Il 20 giugno 2024 segna una data simbolica: ottant’anni dall’eccidio dei Quaranta Martiri di Gubbio, avvenuto il 22 giugno 1944. Un evento che ha inciso in modo irreversibile nella storia cittadina e nella vita di decine di famiglie, lasciando una ferita che il tempo non ha mai davvero rimarginato.
Azionando idealmente la leva della memoria, si torna a un giorno che cambiò per sempre il destino di quaranta uomini e di un’intera comunità. Un fatto che, forse, nemmeno chi lo compì poteva immaginare avrebbe lasciato una traccia così lunga, profonda e divisiva.

Sul piano storico, l’eccidio è stato ampiamente studiato. Libri, indagini, archivi e ricostruzioni hanno consegnato ai posteri i fatti, le responsabilità e il contesto.
Nel 2024 è stato presentato alla Biblioteca Sperelliana il volume dello storico eugubino Giancarlo Pellegrini, 1944. Violenze e stragi nazifasciste nell’eugubino gualdese, che segue il lavoro fondamentale scritto con Luciana Brunelli, Una strage archiviata. Gubbio 22-06-1944.
Ma accanto alla storia scritta, resta quella che non compare nei documenti: la dimensione emotiva, familiare, umana.
A ricordarlo è Sauro Scarabotta, chef eugubino emigrato a San Paolo del Brasile ma legato da un vincolo profondo e mai spezzato alla sua città d’origine.
Discendente di Enrico Scarabotta, uno dei quaranta martiri, Sauro appartiene alla seconda generazione di familiari. Oggi esiste perfino una quarta generazione: figli e nipoti cresciuti a ottant’anni di distanza da quel giorno.

Nella sua riflessione, Scarabotta chiarisce subito l’intento:
«Scrivo con una sola intenzione: non polemica, non giudizio, ma una necessità personale di chiarezza».
Una chiarezza che nasce dal bisogno di comprendere, non solo di ricordare.
Secondo Scarabotta, la ferita dei 40 Martiri continua a dividere Gubbio.
«La città continua a essere divisa. Lo è sul piano politico, come su quello commemorativo», scrive, sottolineando come spesso si resti ancorati a una dimensione esclusivamente religiosa o vittimistica.
C’è chi vive quei giorni come lutto assoluto.
Chi li ignora.
Chi abbassa le serrande a metà.
Chi celebra un matrimonio.
Chi non sa.
Chi non vuole sapere.
E ognuno è convinto che l’errore sia sempre dell’altro.
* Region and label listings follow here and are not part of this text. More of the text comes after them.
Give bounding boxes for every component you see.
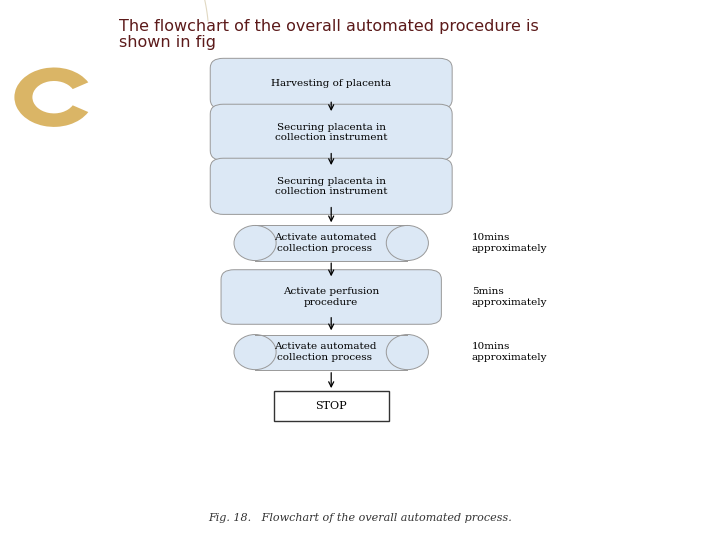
FancyBboxPatch shape xyxy=(221,270,441,324)
Bar xyxy=(255,226,408,260)
FancyBboxPatch shape xyxy=(210,158,452,214)
Text: Securing placenta in
collection instrument: Securing placenta in collection instrume… xyxy=(275,123,387,142)
Ellipse shape xyxy=(234,226,276,261)
FancyBboxPatch shape xyxy=(210,58,452,109)
Text: shown in fig: shown in fig xyxy=(119,35,216,50)
Text: 5mins
approximately: 5mins approximately xyxy=(472,287,547,307)
Text: Activate perfusion
procedure: Activate perfusion procedure xyxy=(283,287,379,307)
Text: Harvesting of placenta: Harvesting of placenta xyxy=(271,79,391,88)
Text: Activate automated
collection process: Activate automated collection process xyxy=(274,342,376,362)
Ellipse shape xyxy=(386,226,428,261)
Text: Fig. 18.   Flowchart of the overall automated process.: Fig. 18. Flowchart of the overall automa… xyxy=(208,514,512,523)
Text: Securing placenta in
collection instrument: Securing placenta in collection instrume… xyxy=(275,177,387,196)
Text: STOP: STOP xyxy=(315,401,347,411)
FancyBboxPatch shape xyxy=(210,104,452,160)
Text: Activate automated
collection process: Activate automated collection process xyxy=(274,233,376,253)
Ellipse shape xyxy=(386,334,428,370)
Bar xyxy=(255,334,408,369)
Text: 10mins
approximately: 10mins approximately xyxy=(472,233,547,253)
Text: 10mins
approximately: 10mins approximately xyxy=(472,342,547,362)
Bar xyxy=(274,391,389,421)
Ellipse shape xyxy=(234,334,276,370)
Wedge shape xyxy=(14,68,89,127)
Text: The flowchart of the overall automated procedure is: The flowchart of the overall automated p… xyxy=(119,19,539,34)
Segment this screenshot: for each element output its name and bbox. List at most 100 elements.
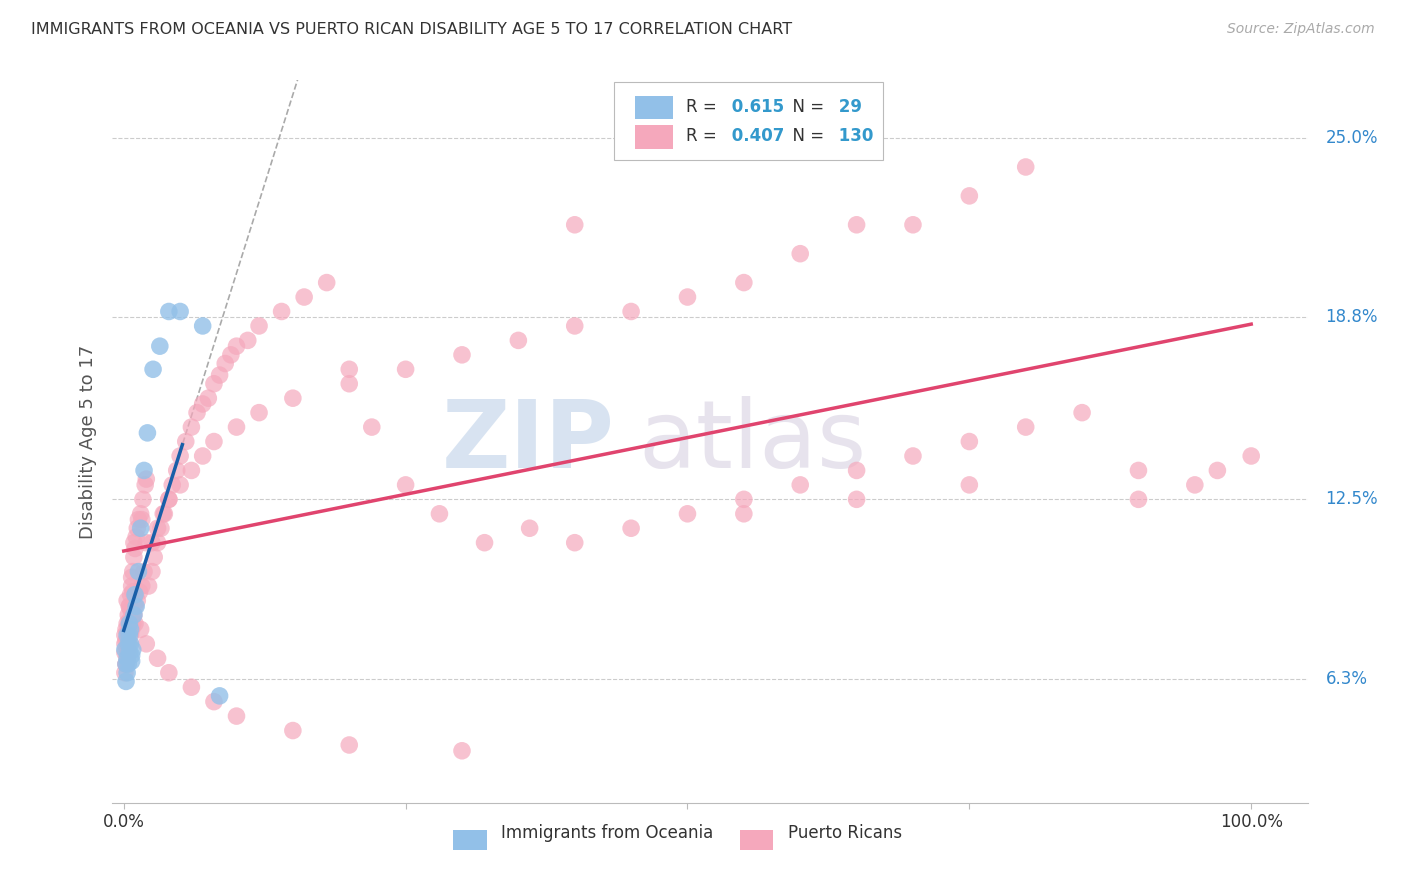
Puerto Ricans — [676, 507, 699, 521]
Text: Source: ZipAtlas.com: Source: ZipAtlas.com — [1227, 22, 1375, 37]
Text: 0.407: 0.407 — [725, 128, 785, 145]
Puerto Ricans — [124, 541, 146, 556]
Puerto Ricans — [157, 665, 180, 680]
Puerto Ricans — [146, 535, 169, 549]
FancyBboxPatch shape — [634, 95, 673, 119]
Y-axis label: Disability Age 5 to 17: Disability Age 5 to 17 — [79, 344, 97, 539]
Puerto Ricans — [337, 738, 360, 752]
Immigrants from Oceania — [136, 425, 159, 440]
Puerto Ricans — [845, 218, 868, 232]
Puerto Ricans — [519, 521, 541, 535]
Immigrants from Oceania — [115, 651, 138, 665]
Puerto Ricans — [191, 449, 214, 463]
Puerto Ricans — [143, 550, 166, 565]
Immigrants from Oceania — [121, 642, 143, 657]
Immigrants from Oceania — [115, 657, 138, 671]
Puerto Ricans — [281, 391, 304, 405]
Puerto Ricans — [337, 376, 360, 391]
Puerto Ricans — [202, 376, 225, 391]
Puerto Ricans — [129, 507, 152, 521]
Puerto Ricans — [141, 535, 163, 549]
Puerto Ricans — [135, 535, 157, 549]
Puerto Ricans — [1128, 492, 1150, 507]
Immigrants from Oceania — [129, 521, 152, 535]
Puerto Ricans — [360, 420, 382, 434]
Puerto Ricans — [1184, 478, 1206, 492]
Immigrants from Oceania — [149, 339, 172, 353]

Il punto centrale della riflessione è netto:
«Il grande buco nero della nostra storia non è la mancanza di memoria, ma la mancanza di comprensione».
Ricordiamo, ma non impariamo. Celebriamo, ma non spieghiamo.
Secondo Scarabotta, senza una lettura laica, educativa e aperta, la memoria rischia di diventare rituale, incapace di parlare alle nuove generazioni e di trasformarsi in vero insegnamento civile.
«Le ferite vanno curate, non semplicemente coperte», scrive. Perché ferite non elaborate generano rancore, stanchezza e disimpegno.
A questa riflessione si aggiunge un fatto recente, di grande rilievo simbolico e giuridico.
Il Tribunale Civile di Perugia ha riconosciuto il diritto al risarcimento del danno non patrimoniale a due fratelli eugubini, nipoti di una delle vittime dell’eccidio.
Il procedimento, seguito dall’avvocato Piero Pieri e dal suo staff, rientra nell’ambito del Fondo istituito dallo Stato per le vittime dei crimini di guerra e contro l’umanità commessi dal Terzo Reich.
È l’unica famiglia, tra quelle delle quaranta vittime, ad aver intrapreso l’azione giudiziaria.

La sentenza rappresenta un importante riconoscimento morale e giuridico, non solo per i familiari, ma per l’intera comunità.
Ma, come sottolinea Scarabotta, non basta.
Il nodo vero non è soltanto giuridico. È culturale e umano. Nessun risarcimento può colmare il vuoto di una vita spezzata, né sanare da solo una frattura collettiva lunga ottant’anni.
Ottant’anni dopo, la memoria dei Quaranta Martiri resta una responsabilità comune. Non per dividere, ma per capire.
«Forse insieme potremmo esercitare un po’ di elasticità di pensiero», scrive Scarabotta, lanciando un appello che non chiede adesioni ideologiche, ma ascolto.
Perché la vita, finché dura, continua a insegnare.
E solo comprendendo davvero il passato si può sperare di non ricadere, ancora una volta, negli stessi errori.